Whether or not to combine cloud storage and compute is an argument approaching the intensity of longstanding debates like Mac vs. PC or leasing vs. buying a car. These are two radically different approaches, but an argument can be made either way.
At Blueprint we’re not going to weigh in on the Mac vs. PC or leasing or buying a car questions – that’s an argument for another day. But we tend to err on the side of separating storage and compute – and with good reason. When it comes to separating storage and compute functions, not only is that a fundamental tenet of cloud computing, it’s also more affordable and ensures flexibility and future adaptability as technologies mature and change.
While the idea behind combining cloud storage and compute is to simplify things for data managers while maintaining flexibility, by doing this you actually lose flexibility in working with different data sets and adopting new emerging compute engines, and you end up feeding more data into the compute engine, which is the most expensive part of operating in a cloud environment.
You can facilitate affordability and flexibility without compromising simplicity.
Cloud data storage is just storage and it should be thought of that way. It is inexpensive, fast, supports all data types and can be supported by all cloud services, data-ingestion tools and apps. Cloud storage also keeps data in its native state as your data, meaning you can take it wherever you want in the future.
We suggest keeping storage simple, cheap and distinct from compute by parking it in an Azure Data Lake. Following this suggestion allows you to use any compute engine — we often recommend Databricks — and only pay for compute resources on the data sets you want and only when you are running analytics. When you park all your data in a warehouse that also runs your compute, it results in paying a steeper price because your compute is run on all your data, rather than spinning up data from an inexpensive storage location to run compute when you need it and for only as long as you need it.
It is simple – the more you reduce compute – the more you reduce cost.
No company or organization should pay for resources they don’t need – we are no longer in the age of monolithic platforms and the massive hardware spend required to run data analysis. By leveraging the power of the Data Lake and coupling it with a compute engine like Databricks, you only pay for the services you need when you need them.
Companies ingest, own and buy an immense amount of data. It may or may not have a purpose or use yet and that is OK. If a company doesn’t have an immediate use for its data, cloud storage in a data lake tiers your data to the cheapest possible level, only re-tiering it when you decide it is useful and needed for business intelligence.
Separating storage and compute and using the data lake for your storage allows you to better manage your team’s experience, your data and your usage. For example, multiple compute resources can leverage the same data in the data lake. By storing your data in this way, users can interact with it differently. One person can be working on machine learning with Spark while another runs reports on the same data set using a high-speed Power BI connector, for example.
By creating a modern data estate that utilizes the data lake, what may historically have been disparate data sources for an organization that get copied and moved around for different queries can now all be viewed and queried holistically and simultaneously using the numerous tools and connectors available through tools like Databricks.
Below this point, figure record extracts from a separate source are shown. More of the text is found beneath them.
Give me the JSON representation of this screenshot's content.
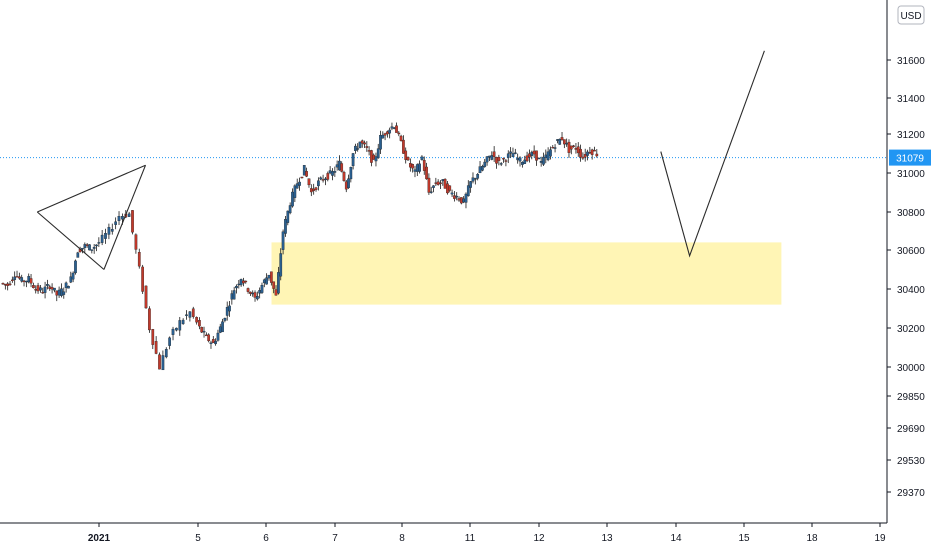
{
  "currency_badge": "USD",
  "colors": {
    "up_candle": "#2a5f8f",
    "down_candle": "#c0392b",
    "current_price_line": "#2196f3",
    "current_price_badge": "#2196f3",
    "zone_fill": "#fff3a8",
    "drawing_line": "#2b2b2b",
    "axis_line": "#131722"
  },
  "chart_data": {
    "type": "candlestick",
    "title": "",
    "xlabel": "",
    "ylabel": "",
    "ylim": [
      29200,
      31900
    ],
    "y_ticks": [
      31600,
      31400,
      31200,
      31000,
      30800,
      30600,
      30400,
      30200,
      30000,
      29850,
      29690,
      29530,
      29370
    ],
    "x_tick_labels": [
      {
        "label": "2021",
        "x": 0
      },
      {
        "label": "5",
        "x": 1
      },
      {
        "label": "6",
        "x": 2
      },
      {
        "label": "7",
        "x": 3
      },
      {
        "label": "8",
        "x": 4
      },
      {
        "label": "11",
        "x": 5
      },
      {
        "label": "12",
        "x": 6
      },
      {
        "label": "13",
        "x": 7
      },
      {
        "label": "14",
        "x": 8
      },
      {
        "label": "15",
        "x": 9
      },
      {
        "label": "18",
        "x": 10
      },
      {
        "label": "19",
        "x": 11
      }
    ],
    "current_price": 31079,
    "price_series_start": -1.4,
    "price_series_step": 0.023,
    "price_path": [
      30430,
      30420,
      30480,
      30440,
      30450,
      30400,
      30390,
      30420,
      30370,
      30400,
      30450,
      30600,
      30620,
      30610,
      30640,
      30700,
      30780,
      30790,
      30500,
      30200,
      30000,
      30150,
      30230,
      30280,
      30200,
      30150,
      30120,
      30200,
      30300,
      30400,
      30460,
      30400,
      30350,
      30420,
      30480,
      30360,
      30700,
      30850,
      30950,
      31020,
      30900,
      30950,
      30980,
      31000,
      31050,
      30930,
      31100,
      31160,
      31120,
      31050,
      31180,
      31220,
      31250,
      31150,
      31050,
      31000,
      31080,
      30900,
      30950,
      30950,
      30900,
      30880,
      30850,
      30950,
      31000,
      31050,
      31100,
      31050,
      31080,
      31100,
      31060,
      31080,
      31100,
      31050,
      31100,
      31150,
      31180,
      31120,
      31130,
      31080,
      31120,
      31100
    ],
    "demand_zone": {
      "x_start": 2.08,
      "x_end": 9.55,
      "y_low": 30320,
      "y_high": 30640
    },
    "pattern_lines": [
      {
        "from": {
          "x": -0.9,
          "y": 30800
        },
        "to": {
          "x": 0.47,
          "y": 31040
        }
      },
      {
        "from": {
          "x": -0.9,
          "y": 30800
        },
        "to": {
          "x": 0.05,
          "y": 30500
        }
      },
      {
        "from": {
          "x": 0.05,
          "y": 30500
        },
        "to": {
          "x": 0.47,
          "y": 31040
        }
      }
    ],
    "projection_line": [
      {
        "x": 7.78,
        "y": 31110
      },
      {
        "x": 8.2,
        "y": 30570
      },
      {
        "x": 9.3,
        "y": 31650
      }
    ]
  }
}
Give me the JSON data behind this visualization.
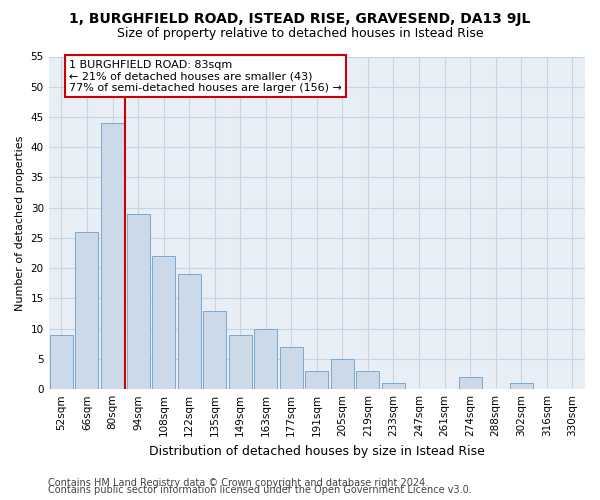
{
  "title1": "1, BURGHFIELD ROAD, ISTEAD RISE, GRAVESEND, DA13 9JL",
  "title2": "Size of property relative to detached houses in Istead Rise",
  "xlabel": "Distribution of detached houses by size in Istead Rise",
  "ylabel": "Number of detached properties",
  "categories": [
    "52sqm",
    "66sqm",
    "80sqm",
    "94sqm",
    "108sqm",
    "122sqm",
    "135sqm",
    "149sqm",
    "163sqm",
    "177sqm",
    "191sqm",
    "205sqm",
    "219sqm",
    "233sqm",
    "247sqm",
    "261sqm",
    "274sqm",
    "288sqm",
    "302sqm",
    "316sqm",
    "330sqm"
  ],
  "values": [
    9,
    26,
    44,
    29,
    22,
    19,
    13,
    9,
    10,
    7,
    3,
    5,
    3,
    1,
    0,
    0,
    2,
    0,
    1,
    0,
    0
  ],
  "bar_color": "#ccd9e8",
  "bar_edge_color": "#7aa8cc",
  "vline_color": "#cc0000",
  "annotation_text": "1 BURGHFIELD ROAD: 83sqm\n← 21% of detached houses are smaller (43)\n77% of semi-detached houses are larger (156) →",
  "annotation_box_facecolor": "white",
  "annotation_box_edgecolor": "#cc0000",
  "ylim": [
    0,
    55
  ],
  "yticks": [
    0,
    5,
    10,
    15,
    20,
    25,
    30,
    35,
    40,
    45,
    50,
    55
  ],
  "footer1": "Contains HM Land Registry data © Crown copyright and database right 2024.",
  "footer2": "Contains public sector information licensed under the Open Government Licence v3.0.",
  "fig_bg_color": "#ffffff",
  "plot_bg_color": "#e8eef5",
  "grid_color": "#c8d4e0",
  "title1_fontsize": 10,
  "title2_fontsize": 9,
  "xlabel_fontsize": 9,
  "ylabel_fontsize": 8,
  "tick_fontsize": 7.5,
  "footer_fontsize": 7,
  "annot_fontsize": 8
}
Not only is this a more affordable business model, but with Databricks you can now eliminate the wasted time and energy associated with moving data between different platforms that perform different tasks. Speed is your friend when it comes to extracting insights from data – don’t waste time over-processing data if it’s not needed.
With Databricks Delta Lake, for example, you have one complete compute platform overtop your data from which you can perform BI-type queries, data engineering workloads with SQL or Python and data science with any of the common frameworks right where your data are.
Taking it one step further, streaming data analytics represents the next frontier in unlocking insights from data. Embrace it! By having cloud storage and compute separate, cloud storage can collect data from streaming services and Databricks can process it – very easily and without running compute on your whole database at the same time. Leaders can start integrating this into their data estates now to be more agile when more streaming data becomes available to you, such as IoT devices and web, mobile and customer experience platforms.
Because Databricks is so feature rich with respect to data-engineering, data science and support for all business intelligence tools, you should be asking yourself “Why am I paying more, losing time making things more complicated and moving data to yet another data store? Shouldn’t I learn what Databricks can do with the data I already have in my data lake?”